The Burren ringfort or Stone Fort

A Stone fort or ringfort is an early medieval farmstead enclosed by a roughly circular drystone wall or earthen bank. Sometimes more than one bank or wall is present, giving rise to the labels uni-vallate, bi-vallate and tri-vallate (denoting one bank or wall; two Banks or walls etc). Though the name includes the element "fort", these dwelling-places were not designed for defence: rather the role of the bank or wall was to give shelter and security to the family, its livestock and their possessions. The scale and complexity of the bank(s) or wall(s) may also have served as an indicator of the occupier´s status, much in the same way as the size of one´s front garden is an index of wealth in our own society.
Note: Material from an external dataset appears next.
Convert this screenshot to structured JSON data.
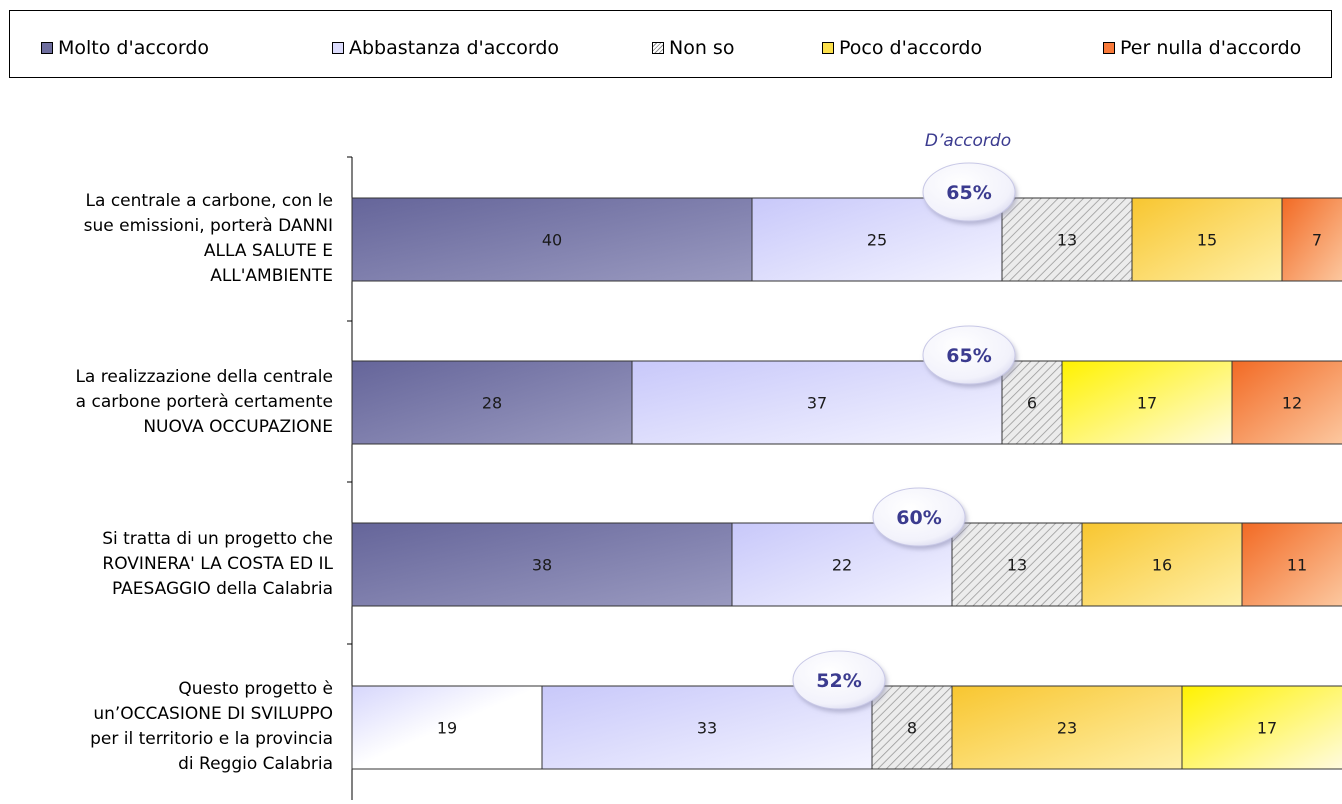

Burren information - A bi-vallette Stone fort & ringfort at Cahermore

In ringforts, the space enclosed by the bank or wall ranges from 20m to 60m (60-100 ft). Today, all that is generally visible at ringforts are the enclosing banks or walls: the original houses and outbuildings in the interior were most built of perishable materials (wood, wattle, straw). However, there is generally an entrance gap (usually on eastern side), and occasionally, as at Caherconnell, the remains of buildings and/or souterrains (subterranean refuges) are visible in the interior.

The ringfort is the most common field monument in the island of Ireland. A recent count by Matthew Stout calculated that there are at least 45,000 examples. Their distribution is widespread, generally preferring well-drained lowland locations and avoiding peatlands and uplands. In the western parts of Ireland, where stony soils and rock outcrops are plentiful, large numbers of ringforts were built of stone (Stone Fort) (hence "caher") rather than earth (hence "rath").

Only about 250 Irish ringforts have so far been subjected to archaeological excavation, among them the Stone fort shown below at Cahercommaun in the burren. The radiocarbon determinations from these excavations are remarkably consistent, indicating that the main period of ringfort construction and use was from AD c.500 to c.1000. However, as the majority of the ringforts excavated to date are from eastern parts of Ireland, these dates may not represent a complete picture. Structural and documentary evidence from the west of Ireland suggest that ringfort occupation if not construction continued well into late medieval times (13th -15th C.) in places like the Burren.

Aerial view of a tri-vallette ringfort at Cahercommaun

Nobody has yet calculated how many ringforts are to be found in county Clare, let alone in the Burren. Tim Robinson, one of the Burren´s cartographers, cites a figure of 450, suggesting an average density of one ringfort per square kilometre! Numbers apart, what is distinctive about the Burren´s ringforts is the widespread and skilful use of drystone in their construction. Though some fine examples of earthen ringforts do occur, the vast majority are built exclusively of angular limestone blocks and slabs. Amongst these stone forts or cahers, are some superb examples of the stonemason´s craft: Caherconnell, and Cahercommaun (near Carron). The latter site is of particular importance, being the only ringfort in the region to have been fully excavated by archaeologists. The results of its excavation, when coupled with the well-preserved remains at Caherconnell, allow us to reconstruct many aspects of the lifestyle of the inhabitants of an early medieval Stone Fort.

Aerial view of an earthen ringfort in the Burren.